La FAO avait invité les 11 et 12 décembre une centaine d’experts à dialoguer sur l’agriculture familiale. En préparation de l’année internationale de l’agriculture familiale lancée officiellement le 22 novembre 2013 et qui entrera dans son plein fonctionnement en 2014.
Organisée en trois sessions, la première journée visait à débattre du rôle de l’agriculture familiale et de son importance, de discuter ensuite des politiques les plus adaptées pour fournir un environnement favorable à cette agriculture familiale, à réfléchir enfin au rôle de la coopération pour cette agriculture familiale.
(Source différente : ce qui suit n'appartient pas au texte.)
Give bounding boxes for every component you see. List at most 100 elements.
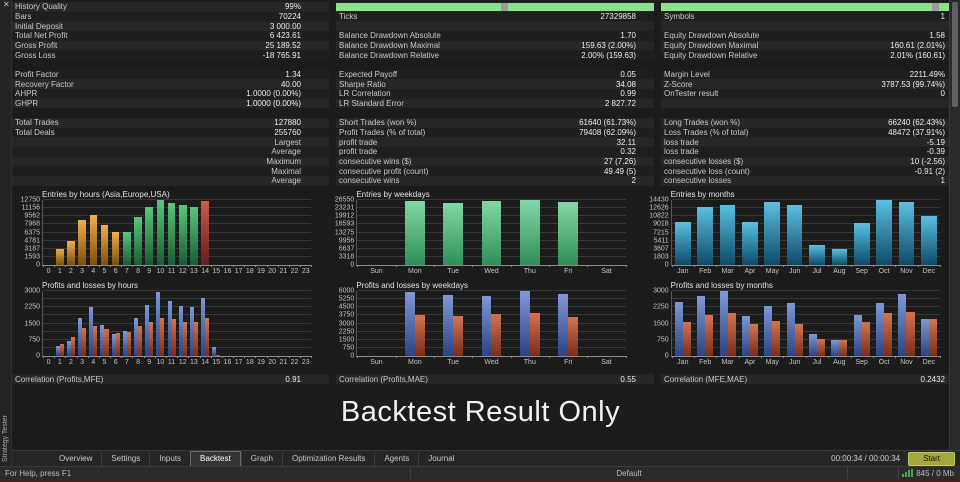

La deuxième journée était consacrée à un travail en groupes sur l’organisation concrète de l’année pour la région Europe et Asie Centrale.
Un mouvement citoyen lancé en 2008
La réunion a permis tout d’abord de retracer l’histoire de cette année internationale de l’agriculture familiale, issue pour la première fois peut-être d’un mouvement citoyen de grande envergure lancé et coordonné par le Forum Rural Mondial, une ONG internationale basée au Pays Basque. Le Forum Rural Mondial a réussi à fédérer autour de cette campagne plus de 360 organisations à travers le monde. C’est le gouvernement des Philippines qui a ensuite pris le relais pour proposer l’attribution d’une année à ce thème à l’assemblée générale des Nations Unies. La décision a été prise en 2011. Depuis 5 ans déjà des centaines de personnes travaillent à ce processus qui vise à mettre l’agriculture au centre de l’agenda politique mondial.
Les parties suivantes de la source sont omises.